¿Existe realmente la Fórmula de Marvel?

Aquellos que seáis más habituales a las redes sociales seguro que habéis escuchado más de una vez la expresión «La fórmula de Marvel», o algún otro equivalente. Hay cierto sector del fandom (no me preguntes exactamente de qué son fans) que tiende a desprestigiar las películas de Marvel, en concreto las de su Universo Cinematográfico, con la observación de que todas ellas están cortadas por el mismo patrón. No sólo es un argumento repetido y asimilado por los espectadores de a pie, también es algo que de vez en cuando repite gente con más reconocimiento en el mundillo audiovisual, como hace tiempo hizo Martin Scorsese y, hace unos días Denis Villeneuve, director de la última adaptación de Dune durante una entrevista en relación a su reciente estreno.

El propósito de este artículo de opinión no es el de criticar al director canadiense. Ni siquiera he leído la entrevista porque estaba escondida tras un muro de pago, disponible sólo para suscriptores de El Mundo (y no me interesaba tanto como para pagar, las cosas como son). La razón principal por la que no le voy a criticar es porque lo único que conozco de dicha entrevista es esa frase, sacada de contexto y muy probablemente plantada a propósito por el entrevistador para provocar reacciones y aumentar el ratio de visitas (y con suerte algún que otro pago para leer la entrevista).

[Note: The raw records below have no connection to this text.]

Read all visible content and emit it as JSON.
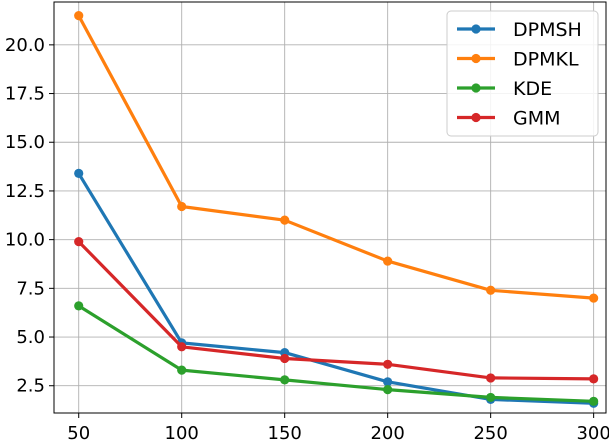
{
  "chart_data": {
    "type": "line",
    "x": [
      50,
      100,
      150,
      200,
      250,
      300
    ],
    "xticks": [
      "50",
      "100",
      "150",
      "200",
      "250",
      "300"
    ],
    "yticks": [
      "2.5",
      "5.0",
      "7.5",
      "10.0",
      "12.5",
      "15.0",
      "17.5",
      "20.0"
    ],
    "xlim": [
      38,
      306
    ],
    "ylim": [
      1.1,
      22.2
    ],
    "grid": true,
    "legend_position": "top-right",
    "series": [
      {
        "name": "DPMSH",
        "color": "#1f77b4",
        "values": [
          13.4,
          4.7,
          4.2,
          2.7,
          1.8,
          1.6
        ]
      },
      {
        "name": "DPMKL",
        "color": "#ff7f0e",
        "values": [
          21.5,
          11.7,
          11.0,
          8.9,
          7.4,
          7.0
        ]
      },
      {
        "name": "KDE",
        "color": "#2ca02c",
        "values": [
          6.6,
          3.3,
          2.8,
          2.3,
          1.9,
          1.7
        ]
      },
      {
        "name": "GMM",
        "color": "#d62728",
        "values": [
          9.9,
          4.5,
          3.9,
          3.6,
          2.9,
          2.85
        ]
      }
    ]
  }
}
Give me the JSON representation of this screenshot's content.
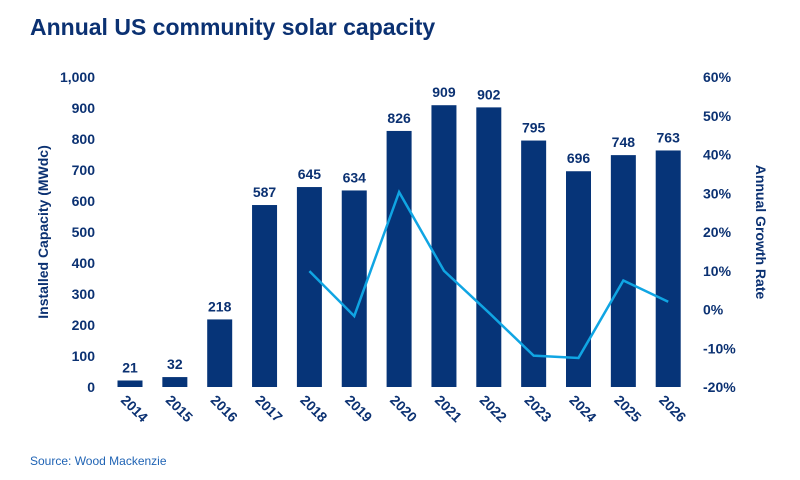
{
  "chart_data": {
    "type": "bar",
    "title": "Annual US community solar capacity",
    "source": "Source: Wood Mackenzie",
    "categories": [
      "2014",
      "2015",
      "2016",
      "2017",
      "2018",
      "2019",
      "2020",
      "2021",
      "2022",
      "2023",
      "2024",
      "2025",
      "2026"
    ],
    "series": [
      {
        "type": "bar",
        "axis": "left",
        "values": [
          21,
          32,
          218,
          587,
          645,
          634,
          826,
          909,
          902,
          795,
          696,
          748,
          763
        ],
        "color": "#063478"
      },
      {
        "type": "line",
        "axis": "right",
        "values": [
          null,
          null,
          null,
          null,
          9.9,
          -1.7,
          30.3,
          10.0,
          -0.8,
          -11.9,
          -12.5,
          7.5,
          2.0
        ],
        "color": "#10a5e3"
      }
    ],
    "ylabel": "Installed Capacity (MWdc)",
    "y2label": "Annual Growth Rate",
    "ylim": [
      0,
      1000
    ],
    "y2lim": [
      -20,
      60
    ],
    "yticks": [
      "0",
      "100",
      "200",
      "300",
      "400",
      "500",
      "600",
      "700",
      "800",
      "900",
      "1,000"
    ],
    "y2ticks": [
      "-20%",
      "-10%",
      "0%",
      "10%",
      "20%",
      "30%",
      "40%",
      "50%",
      "60%"
    ],
    "grid": false,
    "legend": "none"
  }
}
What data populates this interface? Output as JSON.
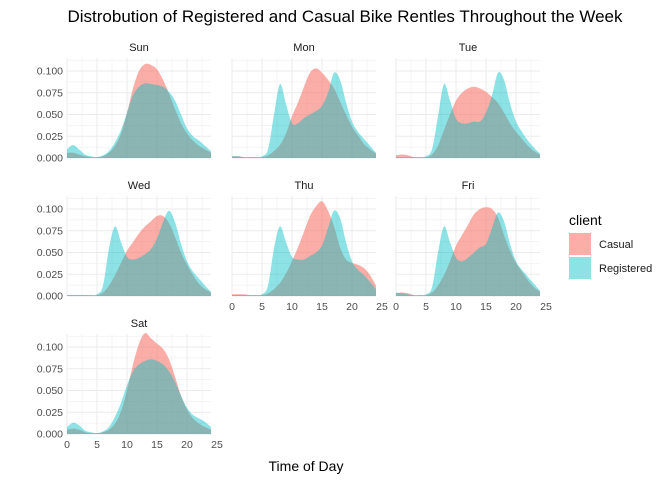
{
  "chart_data": {
    "type": "area",
    "subtype": "density",
    "title": "Distrobution of Registered and Casual Bike Rentles Throughout the Week",
    "xlabel": "Time of Day",
    "ylabel": "",
    "xlim": [
      0,
      24
    ],
    "ylim": [
      0,
      0.115
    ],
    "x_ticks": [
      0,
      5,
      10,
      15,
      20,
      25
    ],
    "y_ticks": [
      0.0,
      0.025,
      0.05,
      0.075,
      0.1
    ],
    "y_tick_labels": [
      "0.000",
      "0.025",
      "0.050",
      "0.075",
      "0.100"
    ],
    "grid": true,
    "legend": {
      "title": "client",
      "position": "right",
      "entries": [
        {
          "name": "Casual",
          "color": "#F8766D"
        },
        {
          "name": "Registered",
          "color": "#00BFC4"
        }
      ]
    },
    "x": [
      0,
      1,
      2,
      3,
      4,
      5,
      6,
      7,
      8,
      9,
      10,
      11,
      12,
      13,
      14,
      15,
      16,
      17,
      18,
      19,
      20,
      21,
      22,
      23,
      24
    ],
    "facets": [
      {
        "label": "Sun",
        "series": [
          {
            "name": "Casual",
            "values": [
              0.006,
              0.006,
              0.004,
              0.002,
              0.001,
              0.001,
              0.002,
              0.006,
              0.014,
              0.028,
              0.052,
              0.08,
              0.1,
              0.108,
              0.107,
              0.102,
              0.09,
              0.074,
              0.056,
              0.04,
              0.028,
              0.02,
              0.014,
              0.01,
              0.006
            ]
          },
          {
            "name": "Registered",
            "values": [
              0.01,
              0.015,
              0.01,
              0.004,
              0.002,
              0.001,
              0.003,
              0.008,
              0.018,
              0.032,
              0.052,
              0.072,
              0.082,
              0.086,
              0.085,
              0.084,
              0.082,
              0.076,
              0.066,
              0.05,
              0.034,
              0.025,
              0.02,
              0.014,
              0.008
            ]
          }
        ]
      },
      {
        "label": "Mon",
        "series": [
          {
            "name": "Casual",
            "values": [
              0.002,
              0.002,
              0.001,
              0.001,
              0.001,
              0.001,
              0.003,
              0.008,
              0.015,
              0.028,
              0.048,
              0.064,
              0.082,
              0.098,
              0.103,
              0.098,
              0.09,
              0.08,
              0.065,
              0.05,
              0.036,
              0.026,
              0.016,
              0.01,
              0.005
            ]
          },
          {
            "name": "Registered",
            "values": [
              0.002,
              0.002,
              0.001,
              0.001,
              0.001,
              0.002,
              0.01,
              0.05,
              0.085,
              0.062,
              0.04,
              0.04,
              0.046,
              0.05,
              0.054,
              0.06,
              0.075,
              0.098,
              0.09,
              0.064,
              0.042,
              0.03,
              0.022,
              0.014,
              0.006
            ]
          }
        ]
      },
      {
        "label": "Tue",
        "series": [
          {
            "name": "Casual",
            "values": [
              0.003,
              0.004,
              0.003,
              0.001,
              0.001,
              0.001,
              0.004,
              0.014,
              0.032,
              0.05,
              0.066,
              0.075,
              0.08,
              0.082,
              0.08,
              0.076,
              0.07,
              0.063,
              0.052,
              0.04,
              0.03,
              0.022,
              0.014,
              0.008,
              0.004
            ]
          },
          {
            "name": "Registered",
            "values": [
              0.001,
              0.001,
              0.001,
              0.001,
              0.001,
              0.002,
              0.01,
              0.048,
              0.085,
              0.066,
              0.045,
              0.04,
              0.04,
              0.042,
              0.042,
              0.052,
              0.072,
              0.098,
              0.09,
              0.063,
              0.042,
              0.03,
              0.02,
              0.012,
              0.005
            ]
          }
        ]
      },
      {
        "label": "Wed",
        "series": [
          {
            "name": "Casual",
            "values": [
              0.001,
              0.001,
              0.001,
              0.001,
              0.001,
              0.001,
              0.004,
              0.012,
              0.024,
              0.038,
              0.052,
              0.062,
              0.072,
              0.08,
              0.086,
              0.092,
              0.092,
              0.084,
              0.068,
              0.05,
              0.036,
              0.024,
              0.014,
              0.008,
              0.004
            ]
          },
          {
            "name": "Registered",
            "values": [
              0.001,
              0.001,
              0.001,
              0.001,
              0.001,
              0.002,
              0.012,
              0.055,
              0.08,
              0.062,
              0.045,
              0.042,
              0.044,
              0.048,
              0.054,
              0.066,
              0.085,
              0.098,
              0.085,
              0.06,
              0.04,
              0.028,
              0.02,
              0.012,
              0.005
            ]
          }
        ]
      },
      {
        "label": "Thu",
        "series": [
          {
            "name": "Casual",
            "values": [
              0.002,
              0.002,
              0.002,
              0.001,
              0.001,
              0.001,
              0.003,
              0.008,
              0.015,
              0.026,
              0.04,
              0.056,
              0.074,
              0.092,
              0.103,
              0.109,
              0.098,
              0.08,
              0.056,
              0.042,
              0.038,
              0.036,
              0.032,
              0.024,
              0.012
            ]
          },
          {
            "name": "Registered",
            "values": [
              0.001,
              0.001,
              0.001,
              0.001,
              0.001,
              0.002,
              0.012,
              0.055,
              0.08,
              0.062,
              0.045,
              0.042,
              0.042,
              0.046,
              0.05,
              0.058,
              0.078,
              0.098,
              0.09,
              0.062,
              0.04,
              0.03,
              0.024,
              0.016,
              0.008
            ]
          }
        ]
      },
      {
        "label": "Fri",
        "series": [
          {
            "name": "Casual",
            "values": [
              0.003,
              0.004,
              0.003,
              0.001,
              0.001,
              0.001,
              0.004,
              0.012,
              0.024,
              0.04,
              0.058,
              0.07,
              0.082,
              0.094,
              0.1,
              0.102,
              0.1,
              0.09,
              0.07,
              0.052,
              0.038,
              0.028,
              0.018,
              0.01,
              0.005
            ]
          },
          {
            "name": "Registered",
            "values": [
              0.004,
              0.003,
              0.002,
              0.001,
              0.001,
              0.002,
              0.01,
              0.05,
              0.08,
              0.062,
              0.044,
              0.04,
              0.044,
              0.05,
              0.056,
              0.06,
              0.078,
              0.096,
              0.086,
              0.06,
              0.04,
              0.03,
              0.022,
              0.014,
              0.006
            ]
          }
        ]
      },
      {
        "label": "Sat",
        "series": [
          {
            "name": "Casual",
            "values": [
              0.005,
              0.006,
              0.005,
              0.002,
              0.001,
              0.001,
              0.002,
              0.005,
              0.012,
              0.026,
              0.05,
              0.08,
              0.104,
              0.116,
              0.11,
              0.104,
              0.098,
              0.086,
              0.066,
              0.044,
              0.028,
              0.018,
              0.012,
              0.008,
              0.005
            ]
          },
          {
            "name": "Registered",
            "values": [
              0.008,
              0.013,
              0.01,
              0.004,
              0.002,
              0.001,
              0.003,
              0.008,
              0.02,
              0.036,
              0.056,
              0.072,
              0.08,
              0.084,
              0.086,
              0.084,
              0.08,
              0.072,
              0.06,
              0.044,
              0.03,
              0.022,
              0.018,
              0.014,
              0.008
            ]
          }
        ]
      }
    ]
  }
}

No, estoy escribiendo estas líneas  con la intención de analizar cuánto de cierto tienen tales afirmaciones tan arraigadas en la conciencia colectiva.

Ahora bien, ¿cuál es esa supuesta fórmula que Marvel utiliza en sus películas? No es una pregunta tan sencilla. Si nos quedamos en lo superficial, las películas no pueden ser más diferentes unas de otras. Por ejemplo, comparemos a Ironman con Dr. Strange. Por un lado tenemos a Tony Stark, un «Genio millonario, playboy, filántropo» que con la ayuda de su ingenio diseñó la armadura más avanzada del mundo. Una premisa que parece sacada de una historia pulp de ciencia ficción. Por el otro tenemos al Dr. Stephen Strange, literalmente un mago, con poderes mágicos que se alejan de la más simple explicación científica que le podamos intentar dar. Pocas cosas se me ocurren que caigan más de lleno en el género fantástico.  Tenemos películas que encajan a la perfección en el Space Opera, como los Guardianes de la Galaxia, y tenemos escenas de puro cine bélico con Capitán América: El primer vengador. No, evidentemente cuando hablan de la fórmula Marvel tienen que estar hablando de algo más genérico. 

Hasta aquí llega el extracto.